Finalmente rientra in scena Saburo, fatto intervenire dal guerriero Tango per salvare il vecchio padre, spalleggiato dalle truppe di Fujimaki e successivamente da Aiabe. Jiro sembra aver perduto la testa; ormai vuole il potere a tutti i costi e ordina ai suoi di uccidere il fratello Saburo. Nella battaglia che segue, gli uomini di Saburo ottengono la vittoria; ma questi, che nel frattempo ha ritrovato il padre e si è riappacificato con lui, viene ucciso in un'imboscata. Hidetora s'accascia morente sul corpo del giovane figlio ritrovato. Kaede, che nel frattempo è riuscita a far decapitare la povera Sue, viene a sua volta uccisa da Kurogane. Jiro viene travolto dalle truppe alleate di Saburo.
Alla fine assistiamo al corteo funebre di Saburo e Hidetora e rivediamo il povero cieco Tsurumaru che, ormai completamente solo, barcolla paurosamente sulla torre del suo ex castello distrutto da Hidetora.
Il racconto segue linearmente lo sviluppo cronologico della vicenda, che viene però incorniciata da un prologo e da un epilogo con chiara funzione emblematizzante e con forti connotazioni simboliche.
All'interno del grosso corpo centrale narrativo, il racconto crea e sviluppa tre grossi filoni in funzione tematica: quello della vicenda vera e propria, quello che si riferisce alla religione e quello relativo alla natura.
1. La storia di Hidetora e della sua casata (mi se,mbra infatti che protagonista del film non sia solo il vecchio patriarca, ma un po' tutta la sua famiglia) è storia di lotte, di intrighi, di tradimenti, di atrocità, di vendette. Il tutto per il potere (come fine da raggiungere) e a causa del potere (come male che genera altro male). Il grande Principe Hidetora ha trascorso cinquant'anni della sua vita a combattere contro altri feudatari per ottenere il dominio di un grande territorio.

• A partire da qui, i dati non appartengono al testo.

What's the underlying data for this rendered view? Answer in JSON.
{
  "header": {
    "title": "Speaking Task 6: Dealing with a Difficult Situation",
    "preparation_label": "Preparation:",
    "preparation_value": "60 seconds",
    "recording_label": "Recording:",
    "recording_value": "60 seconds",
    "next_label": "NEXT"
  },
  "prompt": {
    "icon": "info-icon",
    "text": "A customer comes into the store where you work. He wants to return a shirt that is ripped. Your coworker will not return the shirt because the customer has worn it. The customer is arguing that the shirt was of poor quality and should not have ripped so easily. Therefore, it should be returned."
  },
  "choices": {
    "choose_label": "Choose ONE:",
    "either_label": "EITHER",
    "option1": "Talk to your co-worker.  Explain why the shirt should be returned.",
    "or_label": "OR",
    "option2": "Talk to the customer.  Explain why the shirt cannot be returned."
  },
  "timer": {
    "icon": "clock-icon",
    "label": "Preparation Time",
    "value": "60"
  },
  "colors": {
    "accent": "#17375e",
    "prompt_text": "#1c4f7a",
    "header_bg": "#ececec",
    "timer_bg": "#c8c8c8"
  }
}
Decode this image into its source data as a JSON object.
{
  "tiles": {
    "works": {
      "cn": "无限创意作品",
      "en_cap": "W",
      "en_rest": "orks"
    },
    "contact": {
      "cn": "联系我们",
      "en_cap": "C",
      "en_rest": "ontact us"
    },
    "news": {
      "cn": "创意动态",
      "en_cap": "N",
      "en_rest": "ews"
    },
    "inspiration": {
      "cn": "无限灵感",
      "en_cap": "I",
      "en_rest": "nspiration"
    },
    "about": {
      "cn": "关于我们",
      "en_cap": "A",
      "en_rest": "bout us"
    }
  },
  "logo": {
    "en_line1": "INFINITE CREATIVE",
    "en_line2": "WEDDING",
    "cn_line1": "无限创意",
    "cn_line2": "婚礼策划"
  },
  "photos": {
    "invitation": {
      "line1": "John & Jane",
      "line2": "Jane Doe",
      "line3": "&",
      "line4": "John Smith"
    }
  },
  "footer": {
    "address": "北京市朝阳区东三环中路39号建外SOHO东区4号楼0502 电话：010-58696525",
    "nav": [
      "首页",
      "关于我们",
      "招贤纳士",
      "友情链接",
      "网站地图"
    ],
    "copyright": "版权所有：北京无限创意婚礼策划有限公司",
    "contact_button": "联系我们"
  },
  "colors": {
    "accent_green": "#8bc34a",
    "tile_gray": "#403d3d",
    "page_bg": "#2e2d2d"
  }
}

Ha ucciso e sterminato con la forza e con l'inganno e ora, a settant'anni, sogna una vecchiaia serena e pacifica al riparo dei suoi devotissimi figli.
Nonostante il sogno promonitore (lui, solo, in una landa selvaggia, senza che nessuno gli risponda e lo aiuti), Hidetora annuncia ufficialmente e con fermezza le sue decisioni, in un clima di forte tensione drammatica.
Egli s'adira con il giovane Saburo, che irrispettosamente lo contrasta, senza rendersi conto che la rude franchezza del figlio è segno di amore e di saggezza.
Saburo ha capito meglio di tutti quello che inevitabilmente finità per accadere e, senza mezzi termini, apostrofa il padre: «Cosa credete che sia questo mondo?... Avete vissuto senza misericordia e senza pietà... siete un pazzo a pensare che tutto vada secondo i vostri desideri... finiremo per batterci tra noi».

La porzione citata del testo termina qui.